Some things never leave you. Not because they’re beautiful or important, but because they hurt in ways you can’t explain. For me, it was a jar of red licorice.
I didn’t eat it then, and I still can’t stand the smell of it now. It doesn’t remind me of candy or childhood. It reminds me of silence. Of heat. Of a long ride to Texas with no goodbye, no warning, no dignity. Just four confused kids in the backseat, each of us holding our breath, wondering if we were being sent away for good. Turns out—we were.
Charles didn’t say much. He never really did. But his silence on that drive was different. It was final. Heavy. The kind of silence that makes your stomach turn. And there, on the seat beside us, sat that stupid jar of licorice. His version of a parting gift. A bribe. A sugar-coated way of saying, “I’m done with you.”
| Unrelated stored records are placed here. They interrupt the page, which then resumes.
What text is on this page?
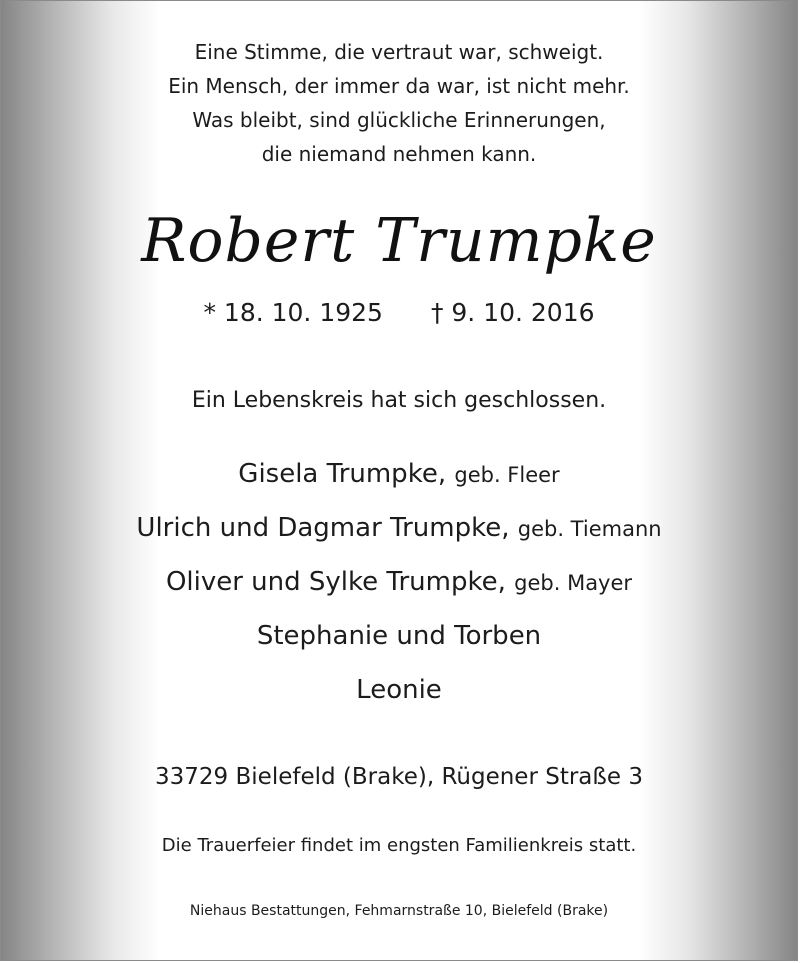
Eine Stimme, die vertraut war, schweigt.
Ein Mensch, der immer da war, ist nicht mehr.
Was bleibt, sind glückliche Erinnerungen,
die niemand nehmen kann.
Robert Trumpke
* 18. 10. 1925 † 9. 10. 2016
Ein Lebenskreis hat sich geschlossen.
Gisela Trumpke, geb. Fleer
Ulrich und Dagmar Trumpke, geb. Tiemann
Oliver und Sylke Trumpke, geb. Mayer
Stephanie und Torben
Leonie
33729 Bielefeld (Brake), Rügener Straße 3
Die Trauerfeier findet im engsten Familienkreis statt.
Niehaus Bestattungen, Fehmarnstraße 10, Bielefeld (Brake)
We ended up in Texas. Dropped off with relatives who didn’t expect us—or maybe they did, and just didn’t know how to react. Elaina opened her door, Luis stood behind her, and just like that, we were someone else’s problem. No explanation. No comfort. Just a nod and a room that didn’t belong to us.
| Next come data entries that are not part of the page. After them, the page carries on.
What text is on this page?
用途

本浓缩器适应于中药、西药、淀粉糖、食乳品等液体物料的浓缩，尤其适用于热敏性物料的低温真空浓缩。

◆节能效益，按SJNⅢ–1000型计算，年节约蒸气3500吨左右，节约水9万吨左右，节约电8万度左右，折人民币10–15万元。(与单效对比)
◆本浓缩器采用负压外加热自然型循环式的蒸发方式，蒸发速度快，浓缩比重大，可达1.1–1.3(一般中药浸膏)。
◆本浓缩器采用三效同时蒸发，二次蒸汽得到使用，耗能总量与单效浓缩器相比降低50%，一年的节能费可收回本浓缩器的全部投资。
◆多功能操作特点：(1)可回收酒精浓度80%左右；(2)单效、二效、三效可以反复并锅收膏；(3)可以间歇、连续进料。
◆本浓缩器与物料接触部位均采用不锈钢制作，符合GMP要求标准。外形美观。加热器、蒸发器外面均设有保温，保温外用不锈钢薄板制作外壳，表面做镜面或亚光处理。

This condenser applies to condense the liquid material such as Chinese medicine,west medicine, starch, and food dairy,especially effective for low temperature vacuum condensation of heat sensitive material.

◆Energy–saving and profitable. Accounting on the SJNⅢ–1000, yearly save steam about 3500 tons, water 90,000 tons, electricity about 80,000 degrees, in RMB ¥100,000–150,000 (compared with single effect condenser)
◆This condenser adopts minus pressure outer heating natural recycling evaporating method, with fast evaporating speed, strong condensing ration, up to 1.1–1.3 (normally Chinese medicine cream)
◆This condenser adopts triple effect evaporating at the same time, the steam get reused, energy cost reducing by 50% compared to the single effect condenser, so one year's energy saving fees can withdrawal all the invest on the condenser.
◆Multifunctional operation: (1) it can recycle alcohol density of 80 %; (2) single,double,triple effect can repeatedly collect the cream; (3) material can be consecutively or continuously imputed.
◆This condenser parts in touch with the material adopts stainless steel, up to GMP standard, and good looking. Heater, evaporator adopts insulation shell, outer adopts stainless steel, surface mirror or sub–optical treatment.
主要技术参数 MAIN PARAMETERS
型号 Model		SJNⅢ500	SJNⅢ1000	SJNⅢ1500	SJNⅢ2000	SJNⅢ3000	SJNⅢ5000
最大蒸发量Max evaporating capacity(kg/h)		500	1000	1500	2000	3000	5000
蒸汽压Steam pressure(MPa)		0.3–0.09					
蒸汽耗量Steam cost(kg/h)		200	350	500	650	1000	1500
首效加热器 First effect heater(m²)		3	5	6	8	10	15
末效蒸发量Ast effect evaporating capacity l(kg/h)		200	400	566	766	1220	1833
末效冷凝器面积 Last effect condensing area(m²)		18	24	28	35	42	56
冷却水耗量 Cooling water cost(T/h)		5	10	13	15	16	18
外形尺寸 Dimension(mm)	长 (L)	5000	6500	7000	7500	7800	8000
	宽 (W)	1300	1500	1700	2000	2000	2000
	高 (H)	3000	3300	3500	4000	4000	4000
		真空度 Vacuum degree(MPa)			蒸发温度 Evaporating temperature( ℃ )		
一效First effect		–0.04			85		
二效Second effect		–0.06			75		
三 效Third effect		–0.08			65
I slept on the floor that night clutching a Barney doll I didn’t even like. Not because I wanted it, but because I needed something soft. Something that didn’t ask me to make sense of a world that had already moved on without me.
And somewhere in the kitchen, the jar of red licorice sat untouched.
That candy became a symbol for everything I couldn’t put into words back then: The feeling of being discarded. Of being inconvenient. Of being too much for the people who were supposed to love you.
I know now that trauma isn’t always loud. Sometimes it’s a quiet car ride. Sometimes it’s a child praying to return to an abuser because at least the pain was predictable. And sometimes, it’s just a jar of candy that no one ever opens—because deep down, everyone knows it isn’t sweet.
If you’ve ever been given away—literally or emotionally—I hope you know you’re not alone. Some of us grow up trying to make sense of the silence. Some of us grow up hating the smell of red licorice.
And some of us decide to tell the story.